Practice Exercise를 풀어본다.




Figure 3.11
person(driver_id, name, address)
car(license, model, year)
accident(report_numnber, date, location)
owns(driver_id, license)
participated(driver_id, license, report_number, damage_amount)


1. Consider the insurance databse of Figure 3.11, where the primary keys are underlined. Construct the following SQL queries for this relational database.

a. Find the total number of people who owned cars that were involved in accidents in 1989.
SELECT count(distinct o.driver_id)
FROM owns o, participated p, accident a
WHERE o.driver_id = p.driver_id AND a.report_number = p.report_number and a.date = 1989;

b. Add a new accident to the database, assume any values for required attributes.
INSERT INTO accident VALUES (
'K-32', '2010-10-23', 'Seoul');
INSERT INTO partcipated VALUES (
'CCC', '876', 'K-32', '999');

c. Delete the Mazda belonging to "John Smith."
DELETE car
WHERE model = 'Mazda' AND license IN
(SELECT c.license
 FROM person p, owns o
 WHERE p.driver_id = o.driver_id AND name = "John Smith");




Figure 3.12
employee(employee_name, street, city)
works(employee_name, company_name, salary)
company(company_name, city)
manages(employee_name, manager_name)


3.2 Consider the employee database of FIgure 3.12, where the primary keys are underlined. Give an expression in SQL for each of the following queries.
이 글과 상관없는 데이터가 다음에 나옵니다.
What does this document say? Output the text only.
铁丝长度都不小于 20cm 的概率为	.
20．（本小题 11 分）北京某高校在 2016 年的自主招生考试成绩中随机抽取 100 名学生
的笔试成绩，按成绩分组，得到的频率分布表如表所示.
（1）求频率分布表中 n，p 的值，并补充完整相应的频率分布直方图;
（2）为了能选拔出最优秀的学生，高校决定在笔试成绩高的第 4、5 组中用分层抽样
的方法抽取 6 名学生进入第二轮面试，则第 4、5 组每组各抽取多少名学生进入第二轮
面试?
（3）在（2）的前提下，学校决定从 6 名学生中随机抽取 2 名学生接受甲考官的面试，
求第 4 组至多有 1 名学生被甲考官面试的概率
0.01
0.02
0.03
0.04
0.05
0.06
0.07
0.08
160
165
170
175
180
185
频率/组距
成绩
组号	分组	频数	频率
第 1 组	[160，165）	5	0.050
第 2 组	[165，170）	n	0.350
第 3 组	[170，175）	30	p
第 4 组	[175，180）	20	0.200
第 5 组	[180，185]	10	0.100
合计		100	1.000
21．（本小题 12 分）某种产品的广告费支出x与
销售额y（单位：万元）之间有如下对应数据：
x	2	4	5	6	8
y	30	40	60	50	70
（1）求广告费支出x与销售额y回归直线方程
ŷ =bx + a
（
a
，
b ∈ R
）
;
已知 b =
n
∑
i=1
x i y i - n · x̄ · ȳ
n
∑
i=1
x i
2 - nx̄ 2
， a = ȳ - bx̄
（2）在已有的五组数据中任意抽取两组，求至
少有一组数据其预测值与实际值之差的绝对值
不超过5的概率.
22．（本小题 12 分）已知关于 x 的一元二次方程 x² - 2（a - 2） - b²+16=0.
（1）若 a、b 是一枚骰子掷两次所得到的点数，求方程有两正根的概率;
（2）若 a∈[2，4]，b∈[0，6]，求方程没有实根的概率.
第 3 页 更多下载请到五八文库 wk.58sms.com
a. Find the names and cities of residence of all empoyees who work for First Bank Corporation.
SELECT e.employee_name, e.street, e.city
FROM employee e, works w
WHERE e.employee_name = w.employee_name
    AND company_name = 'First Bank Corporation';

b. Find the names, street address, and cities of residence of all employees who work for First Bank Corporation and earn more than $10,000.
SELECT e.employee_name, e.street, e.city
FROM employee e, works w
WHERE e.employee_name = w.employee_name
    AND company_name = 'First Bank Corporation'
    AND salary >= 10000;

c. Find all employees in the database who do not work for First Bank Corporation.
SELECT employee_name
FROM works
WHERE company_name <> 'First Bank Corporation';

more specific!

SELECT employee_name
FROM employee
WHERE employee_name NOT IN (SELECT employee_name
                                             FROM works
                                             WHERE company_name <> 'First Bank Corporation'); 

d. Find all employees in the database who earn more than each employee of Small Bank Corporation.
SELECT *
FROM works
WHERE salary > (SELECT max(salary)
                        FROM works
                        WHERE company_name = 'Small Bank Corporation');

(checked)
e. Assume that the companies may be located in several cities. Find all companies located in every city in which Small Bank Corporation is located.
SELECT company_name
FROM company
WHERE city IN (SELECT city
                     FROM company
                     WHERE company_name = 'Small Bank Corporation');

f. Find the company that has the most employees.
SELECT company_name
FROM works
GROUP BY company_name
HAVING count(employee_name) = (SELECT count(employee_name)
                                               FROM works
                                               GROUP BY company_name
                                               ORDER BY count(employee_name) DESC
                                               LIMIT 1);

g. Find the those companies whose employees earn a higher salary, on average, than the average salary at First Bank Corporation.
SELECT company_name
FROM works
GROUP BY company_name
HAVING avg(salary) > (SELECT avg(salary)
                                FROM works
                                WHERE company_name = 'First Bank Corporation');




3.3 Consider the relation database of Figure 3.12. Give an expression in SQL for each of the following queries.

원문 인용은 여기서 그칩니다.